Amo il mio lavoro e non ho nessuna intenzione di lasciare l’insegnamento agli adulti detenuti ma devo dire che, di tanto in tanto, anche il contatto con gli studenti “normali” può regalare piacevoli sensazioni. L’occasione è venuta da un progetto sulla legalità della scuola “Argoli” di Tagliacozzo cui sono stato invitato a partecipare accompagnato dalla testimonianza di due ex detenuti. Si tratta di un ciclo di incontri cui sono stati chiamati magistrati, rappresentanti delle forze dell’ordine e esperti di varia natura.
Mi è parsa un’ottima idea quella di far sentire anche la voce di chi ha vissuto in prima persona l’esperienza del carcere. Il progetto “Libertà e Sapere” che porto avanti per la mia scuola da 10 anni ha in fondo lo stesso scopo: sono per lo più incontri-dibattito con autorevoli rappresentanti delle Istituzioni e della cultura, accademica e non, ma soprattutto una lunga serie di attività attraverso cui, fondamentalmente, si tende a lanciare ponti tra il carcere e la società esterna.
Quindi i due progetti hanno trovato un punto d’incontro a dir poco eccezionale: nella splendida cornice del Teatro Talìa abbiamo potuto confrontarci con oltre duecento studenti di vario ordine e grado, oltre che con le autorità cittadine che hanno voluto intervenire. Dopo esserci brevemente presentati, abbiamo lasciato spazio al dibattito basato sulle domande dei ragazzi. I nostri ospiti, due siciliani le cui storie sono in vario modo e a vario titolo legate al fenomeno mafioso, hanno risposto puntualmente a tutte le sollecitazioni dei ragazzi e il discorso complessivo che ne è emerso è stato veramente interessante.

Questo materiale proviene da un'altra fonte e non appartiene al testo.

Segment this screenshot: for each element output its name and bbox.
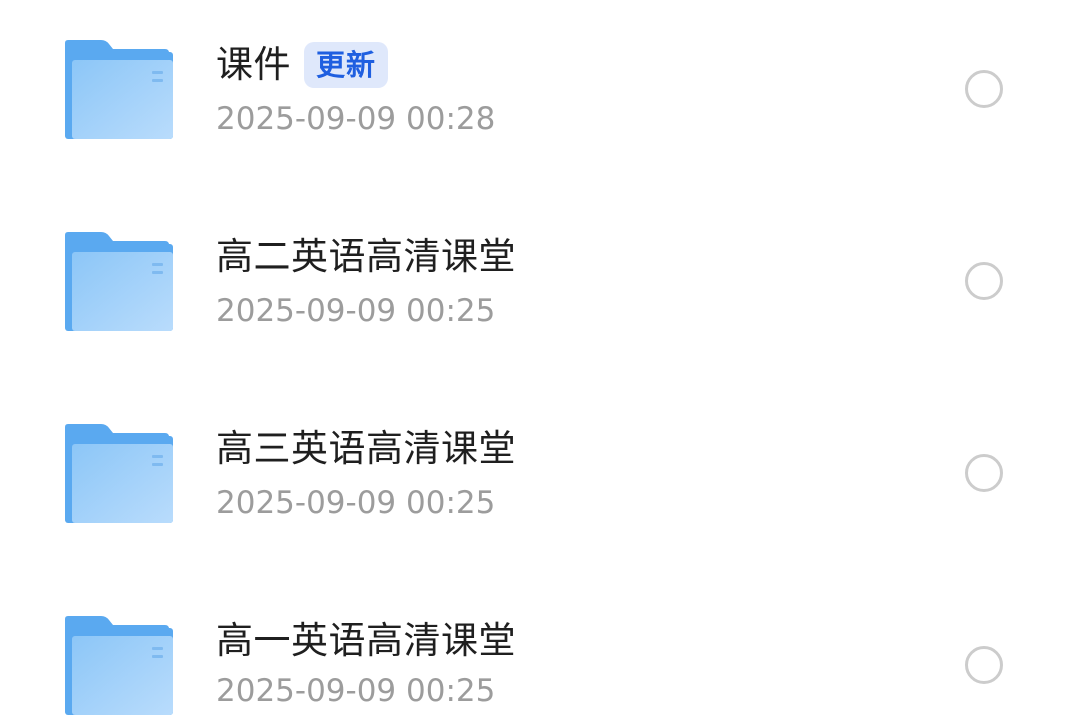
file-name-line: 课件 更新 [216, 40, 389, 90]
file-name-line: 高一英语高清课堂 [216, 616, 516, 666]
file-name: 高一英语高清课堂 [216, 619, 516, 662]
file-row-grade12[interactable]: 高三英语高清课堂 2025-09-09 00:25 [0, 384, 1079, 534]
folder-icon [65, 40, 173, 139]
file-modified-time: 2025-09-09 00:25 [216, 485, 496, 521]
update-badge: 更新 [304, 42, 389, 88]
file-modified-time: 2025-09-09 00:28 [216, 101, 496, 137]
file-modified-time: 2025-09-09 00:25 [216, 673, 496, 709]
file-modified-time: 2025-09-09 00:25 [216, 293, 496, 329]
file-row-courseware[interactable]: 课件 更新 2025-09-09 00:28 [0, 0, 1079, 150]
select-radio-button[interactable] [965, 70, 1003, 108]
file-list: 课件 更新 2025-09-09 00:28 高二英语高清课堂 2025-09-… [0, 0, 1079, 715]
select-radio-button[interactable] [965, 262, 1003, 300]
file-row-grade10[interactable]: 高一英语高清课堂 2025-09-09 00:25 [0, 576, 1079, 715]
file-name: 高三英语高清课堂 [216, 427, 516, 470]
folder-icon [65, 424, 173, 523]
folder-icon [65, 232, 173, 331]
file-name: 课件 [216, 43, 291, 86]
file-name-line: 高三英语高清课堂 [216, 424, 516, 474]
file-name: 高二英语高清课堂 [216, 235, 516, 278]
select-radio-button[interactable] [965, 454, 1003, 492]
file-name-line: 高二英语高清课堂 [216, 232, 516, 282]
select-radio-button[interactable] [965, 646, 1003, 684]
file-row-grade11[interactable]: 高二英语高清课堂 2025-09-09 00:25 [0, 192, 1079, 342]
folder-icon [65, 616, 173, 715]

Tra le tante, una domanda indirizzata a me mi ha colpito in particolare: un giovane studente si è alzato in prima fila, ha parlato di “mondo ad altissima densità mafiosa” e mi ha chiesto “cosa è la legalità, l’etica, il rispetto della legge e delle elementari regole del buon vivere”. Bella domanda, ma per rispondere avrei avuto bisogno di almeno una decina d’ore. Anzi, meglio, di un vero e proprio corso di rudimenti del diritto. Avrei voluto spiegargli l’essenza della legalità e in cosa si differenzia dalla legittimità; parlargli della distinzione tra legalità formale e legalità sostanziale. Quanto alla mafia, in una società purtroppo sempre più minacciata dalla micro e macro criminalità, c’è un’evidente, urgente bisogno di sicurezza ma non bisogna mai dimenticare che l’unica risposta possibile non può che basarsi sulla legge e la certezza della pena.
A quest’ultimo proposito, Cesare Beccaria già secoli fa diceva che la pena è veramente efficace non tanto se è dura, al limite crudele, ma proprio se è certa: meglio una pena moderata ma infallibile e rapida che una pena molto severa ma accompagnata dalla speranza di farla franca. Gli studenti dovrebbero sapere che la legge non è qualcosa di trascendente, che cala sugli individui come un dettato divino, ma è alla fin fine frutto della società che la adotta e che in un modo o nell’altro, più o meno direttamente, gli fornisce la necessaria legittimazione; e una norma per essere pienamente attuata deve essere interiorizzata da chi deve applicarla e alla fine esserne soggetto.
Questo ovviamente non deve giustificare la creazione di norme che non abbiano i requisiti di generalità e astrattezza, e che anzi siano fatte ad hoc o peggio ad personam, il che mina alla base l’essenza del diritto. Soprattutto dello Stato di diritto, che dall’età moderna, in tutti i paesi civili, è caratterizzato dal principio di legalità per cui tutti, nessuno escluso, a cominciare da chi detiene il potere, devono sottostare alla legge, senza la possibilità di poter sperare di rifugiarsi in zone torbide di impunità.
Questo e tanto altro avrei voluto dire a quegli studenti, così entusiasti dei nostri racconti e così interessati a questioni solitamente lasciate da parte, all’attenzione dei soli addetti ai lavori.